Monday, April 16, 2001
Also, new complexities uncovered regarding
P4 bandwidth utilization and power consumption.
2001 provides an unfortunate backdrop for Intel as it attempts to lure the mainstream market to a new generation of microprocessors. The timing is just plain bad. The economy is weak. Intel has lost market share and customer respect based on a series of unwise platform strategies and poor execution. Mainstream PC buyers are re-focusing on value, while enthusiasts are exploring their many new alternatives. In the face of all this, the market has sought, but not found very many reasons to be thrilled with the P4.
While Intel has predicted its fastest ramp ever for a new processor generation, the word from Asia is that P4 motherboard shipments in Q1 were 50% below expectations. Conversely, leading motherboard makers have reported healthy overall results in spite of low P4 motherboard sales. Intel should be able to identify this as a particularly bad omen for the future of the P4.
The market has spoken. It will not pay a premium for the P4 compared to AMD, regardless of a difference in clock speed. Intel is hoping that drastic price cuts can invigorate the market and help it to overlook its frustration with the new processor.

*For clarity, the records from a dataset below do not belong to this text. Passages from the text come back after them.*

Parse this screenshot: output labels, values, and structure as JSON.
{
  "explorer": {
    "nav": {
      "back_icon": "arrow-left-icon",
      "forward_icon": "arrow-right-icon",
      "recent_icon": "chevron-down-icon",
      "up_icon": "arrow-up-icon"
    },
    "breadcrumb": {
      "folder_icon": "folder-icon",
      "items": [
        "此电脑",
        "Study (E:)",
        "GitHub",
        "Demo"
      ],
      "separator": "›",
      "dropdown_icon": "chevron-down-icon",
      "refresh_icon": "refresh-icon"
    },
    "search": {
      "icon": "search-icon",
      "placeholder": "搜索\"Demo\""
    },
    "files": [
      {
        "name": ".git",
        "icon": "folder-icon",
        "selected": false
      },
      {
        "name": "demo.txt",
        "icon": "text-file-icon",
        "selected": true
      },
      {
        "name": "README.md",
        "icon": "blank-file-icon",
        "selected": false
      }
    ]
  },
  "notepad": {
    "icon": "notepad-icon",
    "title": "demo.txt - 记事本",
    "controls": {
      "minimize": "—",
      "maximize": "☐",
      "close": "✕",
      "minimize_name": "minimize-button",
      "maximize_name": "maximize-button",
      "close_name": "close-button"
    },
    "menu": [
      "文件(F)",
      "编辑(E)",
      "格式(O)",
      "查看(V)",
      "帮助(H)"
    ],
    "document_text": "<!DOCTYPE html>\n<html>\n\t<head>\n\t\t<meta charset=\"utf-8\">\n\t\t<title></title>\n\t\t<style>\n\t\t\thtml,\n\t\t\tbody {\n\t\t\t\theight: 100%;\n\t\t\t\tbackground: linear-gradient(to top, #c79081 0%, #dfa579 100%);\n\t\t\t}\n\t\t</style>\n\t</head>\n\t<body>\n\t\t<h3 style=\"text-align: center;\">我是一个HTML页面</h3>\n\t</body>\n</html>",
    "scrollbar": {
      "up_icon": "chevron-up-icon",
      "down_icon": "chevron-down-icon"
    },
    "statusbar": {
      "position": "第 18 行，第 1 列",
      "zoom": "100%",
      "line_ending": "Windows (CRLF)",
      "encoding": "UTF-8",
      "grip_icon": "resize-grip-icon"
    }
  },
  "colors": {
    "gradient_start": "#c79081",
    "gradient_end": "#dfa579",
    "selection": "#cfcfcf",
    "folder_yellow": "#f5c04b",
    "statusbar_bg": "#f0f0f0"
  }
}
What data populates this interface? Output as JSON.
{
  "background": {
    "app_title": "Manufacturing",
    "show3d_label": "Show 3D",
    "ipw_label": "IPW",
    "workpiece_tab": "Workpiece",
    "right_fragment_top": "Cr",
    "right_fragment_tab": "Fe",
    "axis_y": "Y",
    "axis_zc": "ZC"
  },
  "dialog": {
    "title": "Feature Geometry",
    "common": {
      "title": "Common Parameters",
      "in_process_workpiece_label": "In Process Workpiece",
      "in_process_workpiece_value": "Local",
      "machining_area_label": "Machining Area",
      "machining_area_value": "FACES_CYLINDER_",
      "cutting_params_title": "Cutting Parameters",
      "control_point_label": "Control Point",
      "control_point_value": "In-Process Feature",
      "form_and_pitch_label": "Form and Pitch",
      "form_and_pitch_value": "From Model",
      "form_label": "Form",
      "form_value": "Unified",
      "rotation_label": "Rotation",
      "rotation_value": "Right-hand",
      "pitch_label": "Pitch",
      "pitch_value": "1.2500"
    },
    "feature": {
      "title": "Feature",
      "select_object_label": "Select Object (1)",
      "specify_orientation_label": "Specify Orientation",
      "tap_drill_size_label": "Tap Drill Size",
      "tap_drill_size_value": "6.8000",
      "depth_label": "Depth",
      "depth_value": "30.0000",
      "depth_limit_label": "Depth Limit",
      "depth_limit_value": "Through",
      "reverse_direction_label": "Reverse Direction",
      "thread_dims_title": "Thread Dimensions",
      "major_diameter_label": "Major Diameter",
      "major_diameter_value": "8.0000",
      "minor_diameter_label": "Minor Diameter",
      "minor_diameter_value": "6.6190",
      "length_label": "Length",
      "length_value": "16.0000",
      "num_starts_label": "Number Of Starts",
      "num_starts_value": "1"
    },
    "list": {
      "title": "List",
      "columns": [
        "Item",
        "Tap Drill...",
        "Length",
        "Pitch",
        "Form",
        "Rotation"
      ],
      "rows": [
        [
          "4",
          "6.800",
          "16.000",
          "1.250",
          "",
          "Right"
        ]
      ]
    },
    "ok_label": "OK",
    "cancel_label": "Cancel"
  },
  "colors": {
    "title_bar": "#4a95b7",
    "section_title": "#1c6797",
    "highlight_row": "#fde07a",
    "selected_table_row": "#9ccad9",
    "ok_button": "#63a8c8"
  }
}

Is now a good time for manufacturers to aggressively fill their pipeline with P4+850 systems? Will the P4 platform gain any additional traction in the market? Are the P4’s woes tied exclusively to its unfamiliar performance balance, or does the platform have anything to do with it?

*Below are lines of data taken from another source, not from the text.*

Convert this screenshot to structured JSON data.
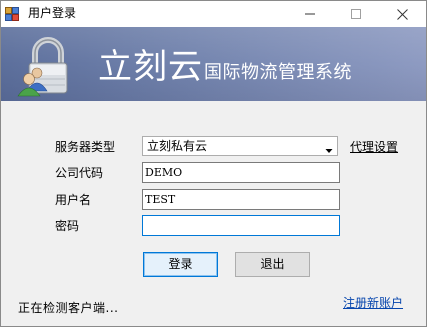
{
  "window": {
    "title": "用户登录"
  },
  "banner": {
    "brand_name": "立刻云",
    "subtitle": "国际物流管理系统"
  },
  "form": {
    "server_type": {
      "label": "服务器类型",
      "value": "立刻私有云"
    },
    "proxy_link": "代理设置",
    "company_code": {
      "label": "公司代码",
      "value": "DEMO"
    },
    "username": {
      "label": "用户名",
      "value": "TEST"
    },
    "password": {
      "label": "密码",
      "value": ""
    }
  },
  "buttons": {
    "login": "登录",
    "logout": "退出"
  },
  "footer": {
    "status": "正在检测客户端...",
    "register_link": "注册新账户"
  },
  "colors": {
    "banner": "#6f80aa",
    "link": "#0645ad",
    "focus": "#0078d7"
  }
}
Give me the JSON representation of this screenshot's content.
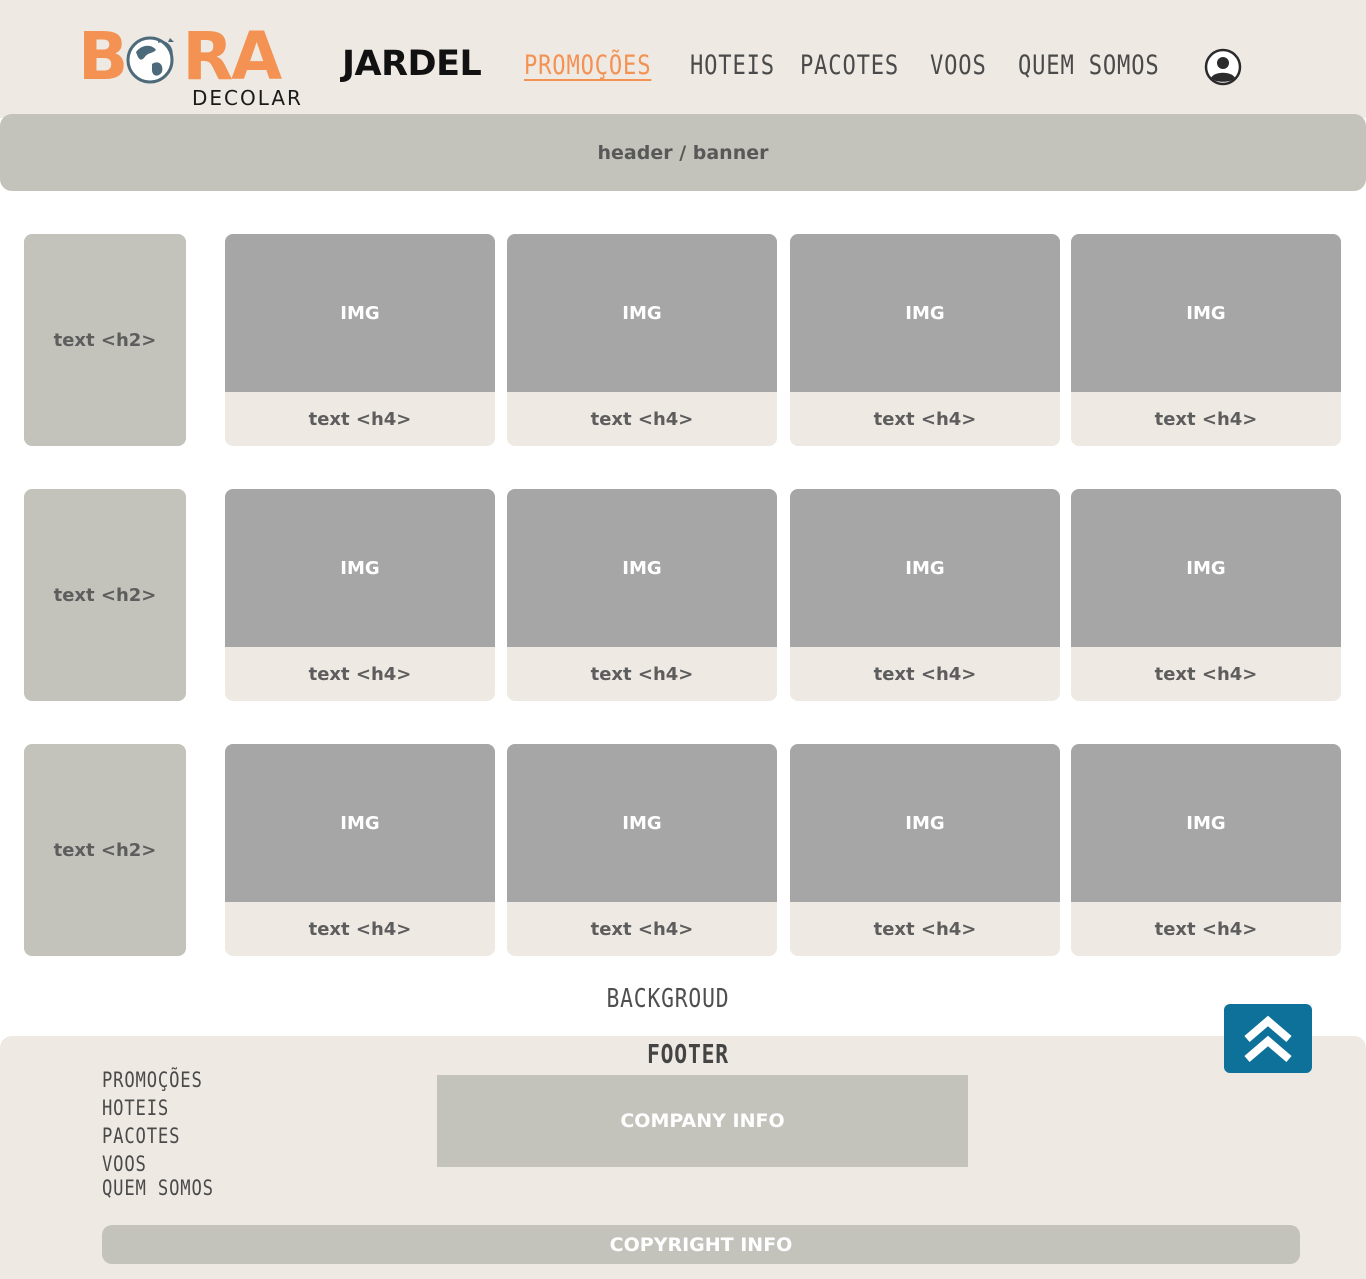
{
  "logo": {
    "word_left": "B",
    "word_right": "RA",
    "sub": "DECOLAR",
    "brand_color": "#f39252"
  },
  "brand": {
    "name": "JARDEL"
  },
  "nav": {
    "items": [
      "PROMOÇÕES",
      "HOTEIS",
      "PACOTES",
      "VOOS",
      "QUEM SOMOS"
    ],
    "active": "PROMOÇÕES",
    "user_icon": "user-circle-icon"
  },
  "banner": {
    "label": "header / banner"
  },
  "rows": [
    {
      "title": "text <h2>",
      "cards": [
        {
          "img": "IMG",
          "caption": "text <h4>"
        },
        {
          "img": "IMG",
          "caption": "text <h4>"
        },
        {
          "img": "IMG",
          "caption": "text <h4>"
        },
        {
          "img": "IMG",
          "caption": "text <h4>"
        }
      ]
    },
    {
      "title": "text <h2>",
      "cards": [
        {
          "img": "IMG",
          "caption": "text <h4>"
        },
        {
          "img": "IMG",
          "caption": "text <h4>"
        },
        {
          "img": "IMG",
          "caption": "text <h4>"
        },
        {
          "img": "IMG",
          "caption": "text <h4>"
        }
      ]
    },
    {
      "title": "text <h2>",
      "cards": [
        {
          "img": "IMG",
          "caption": "text <h4>"
        },
        {
          "img": "IMG",
          "caption": "text <h4>"
        },
        {
          "img": "IMG",
          "caption": "text <h4>"
        },
        {
          "img": "IMG",
          "caption": "text <h4>"
        }
      ]
    }
  ],
  "background_label": "BACKGROUD",
  "footer": {
    "title": "FOOTER",
    "links": [
      "PROMOÇÕES",
      "HOTEIS",
      "PACOTES",
      "VOOS",
      "QUEM SOMOS"
    ],
    "company": "COMPANY INFO",
    "copyright": "COPYRIGHT INFO"
  },
  "scroll_top": {
    "icon": "double-chevron-up-icon",
    "color": "#0e7199"
  },
  "colors": {
    "accent": "#f39252",
    "panel": "#c3c3bb",
    "surface": "#eee9e3",
    "image": "#a6a6a6"
  }
}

P4 Lacks Platform Stability
Intel coined the term “Platform Stability” while criticizing AMD’s transition to Athlon. Intel claimed that customers need a stable platform (one that is not in transition) in order to consider aggressive adoption of a CPU. In contrast, the P3 platform was well supported with alternate chip sets and low cost DRAM.
But now it seems that the shoe is on the other foot. The instability of the P4 platform appears to be a serious impediment affecting both the supply side and demand side of the market. Bottom line - the P4 lacks a platform that the market can have confidence in.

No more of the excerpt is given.